Upon completion of her LL.M, Charonsiri returned to work for the International Commission of Jurists. When the 2014 Thai coup d'état occurred, she recognized the need to set up a separate entity to deal with legal matters, as attorneys were being barred access to their clients and the military was arresting people without a warrants, detaining them without charges, and detaining them in secret camps. When she co-founded Thai Lawyers for Human Rights, it was initially created as a counseling hotline. Soon it expanded to a team of human rights lawyers, funded by international advocacy groups to work on violations of human rights.

In 2015, Charonsiri obtained the release of photojournalist Anthony Kwan Hok-chun, of the Initium Media organization from Hong Kong.

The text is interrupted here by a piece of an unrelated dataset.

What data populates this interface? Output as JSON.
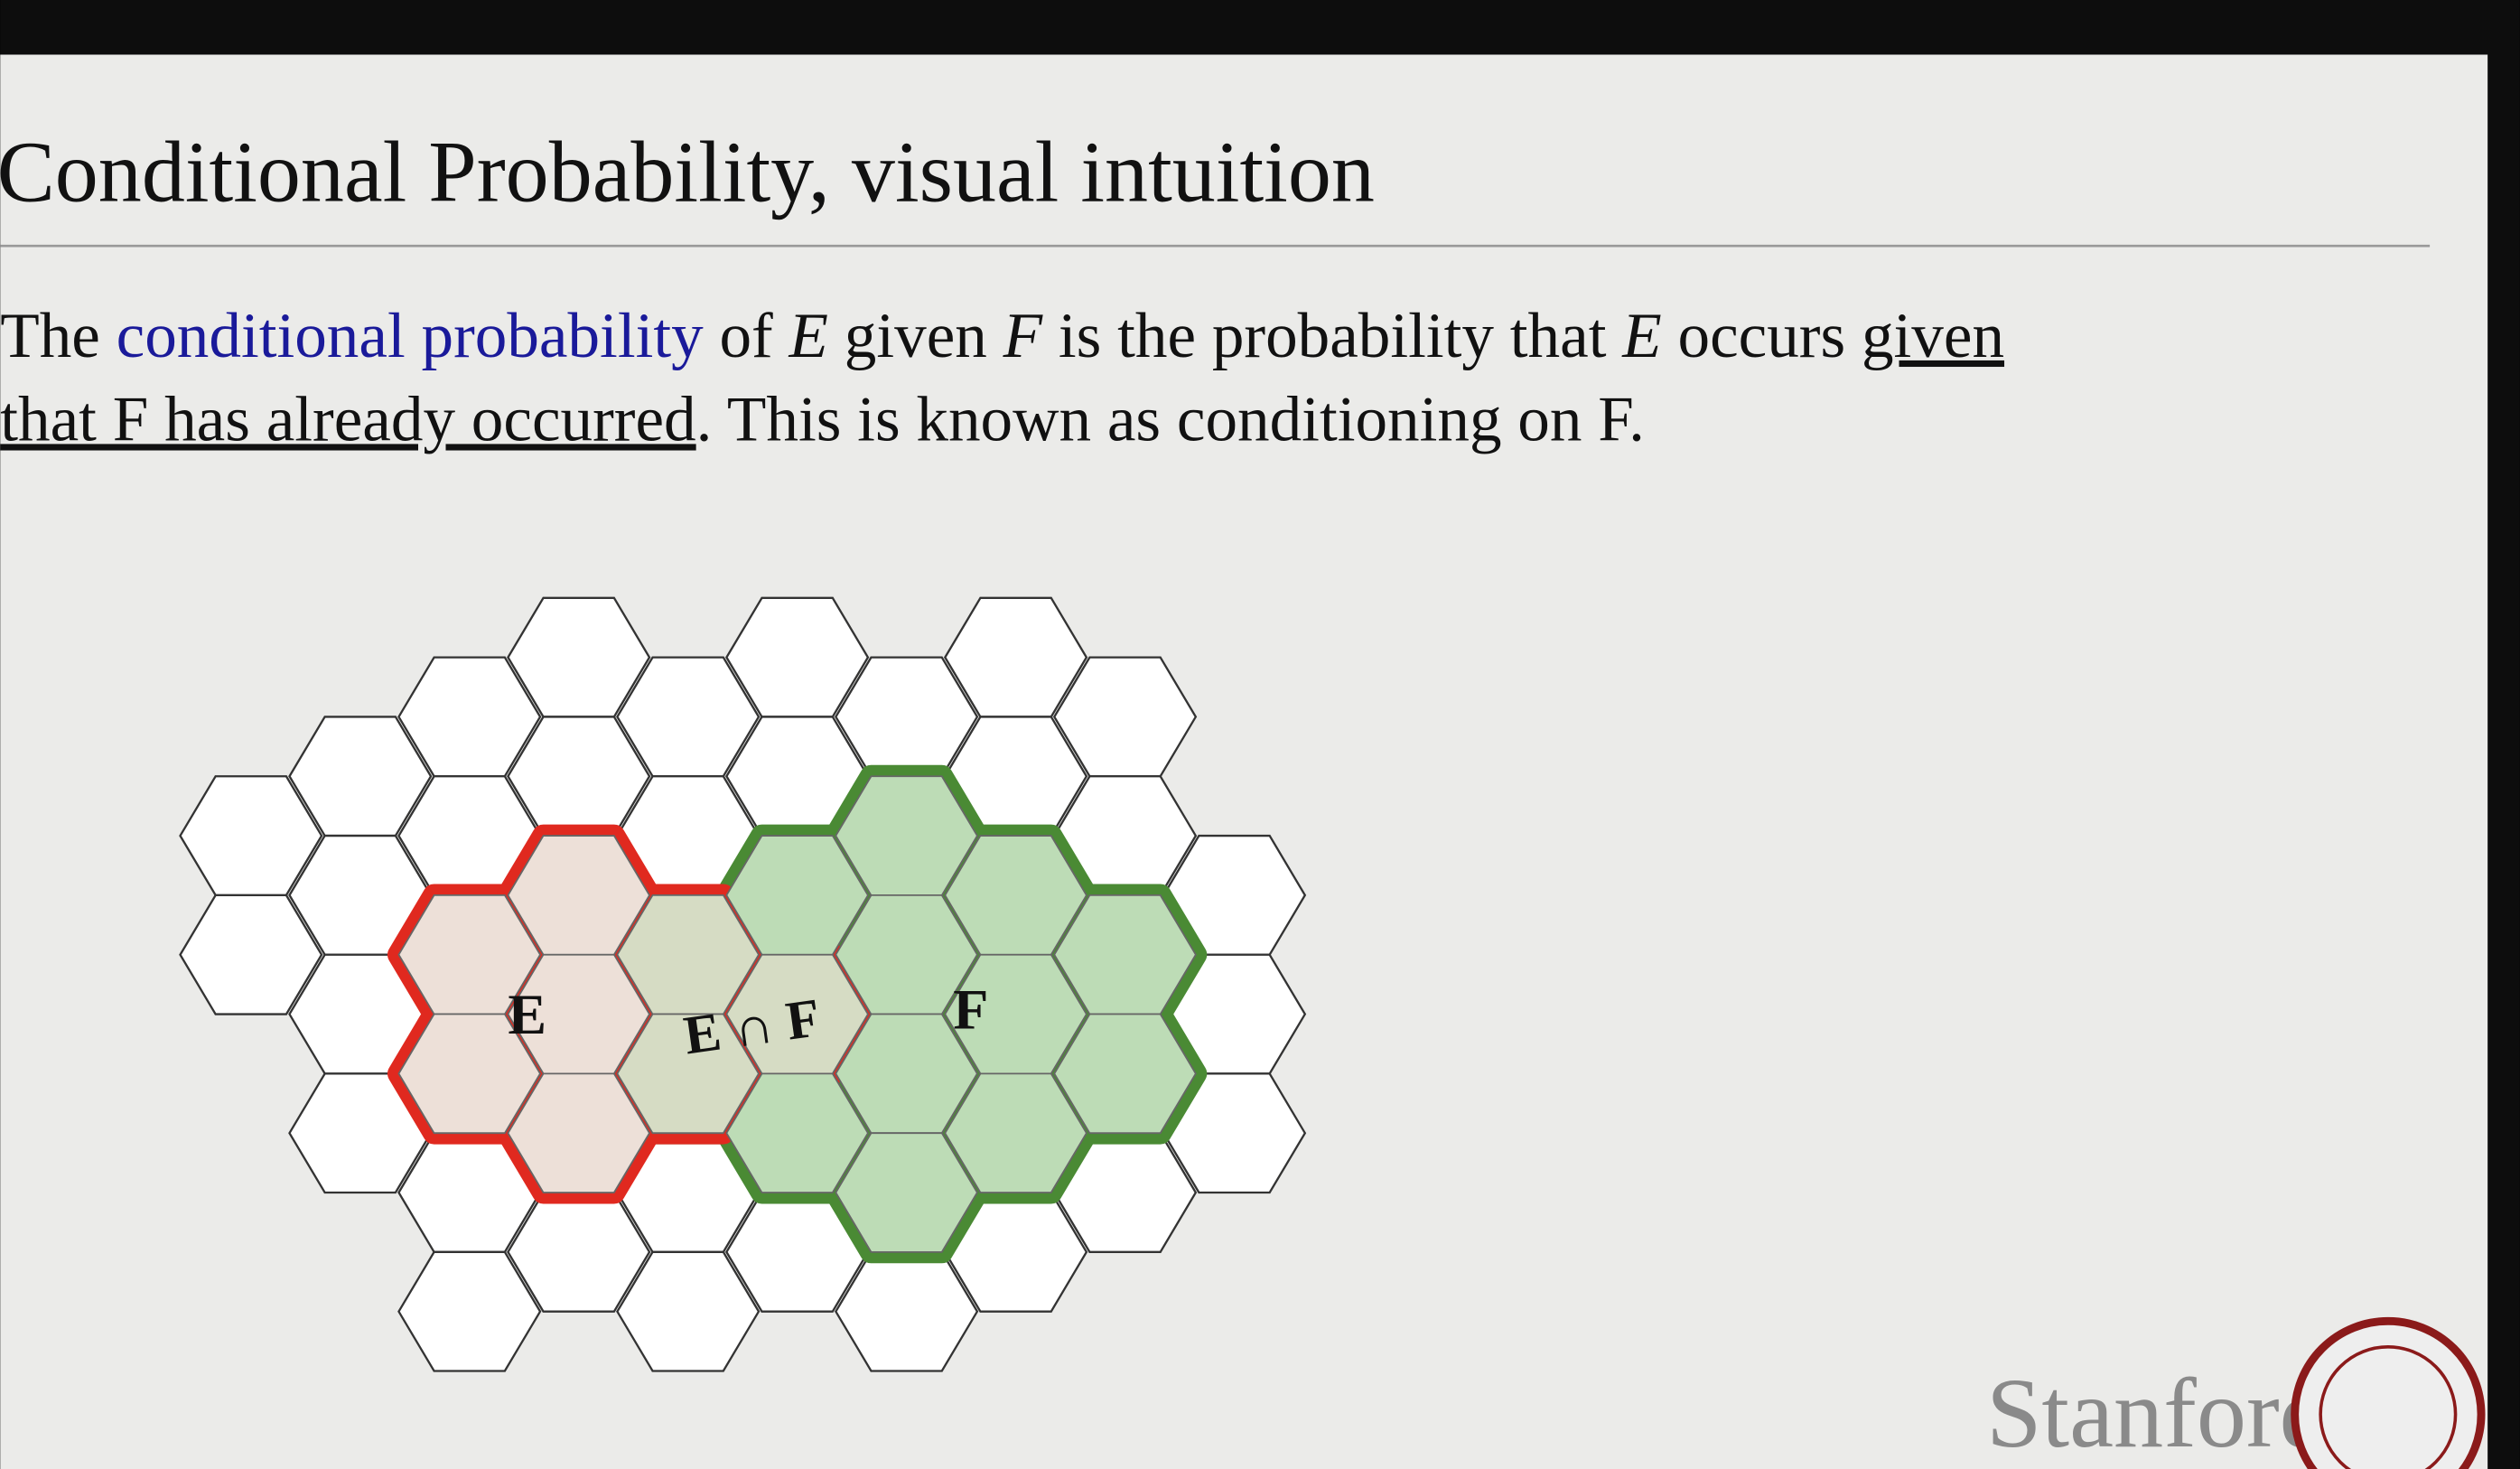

Kwan, who had come to Thailand to report on the bombing of the Erawan Shrine, brought protective gear including a flak jacket and helmet, unaware that the items were controlled under Thai weapon's laws. He was arrested in attempting to return to Hong Kong and his passport was seized.

That same year 14 pro-democracy student protesters were arrested in June 2015 and charged with sedition. Charoensiri and other lawyers representing the students, protested that the students were being tried in a military court. Seven months after the student's arrest, Charoensiri charged with refusal to comply with an official order and concealing evidence. The charges stemmed from her receiving her clients' cell phones when they were arrested and securing them in her car. The following day, she filed a complaint against the police for unlawfully confiscating her car to complete their search. The claim resulted in additional charges being filed against Charoensiri for false allegations against the police.

After attending the 33rd general United Nations Human Rights Council meeting in Geneva, Charoensiri was issued a summons for additional charges of co-conspiracy and sedition. It was the first time that a lawyer had been charged with sedition by the junta, sparking outcry from international human rights organizations.

On 19 May 2017 Sirikan Charoensiri achieved the fourth L4L-Award in Amsterdam, the Netherlands. The award was given to her by Jorge Molano the lawyer from Colombia, who won the award in 2015. It was the first time a woman won this award.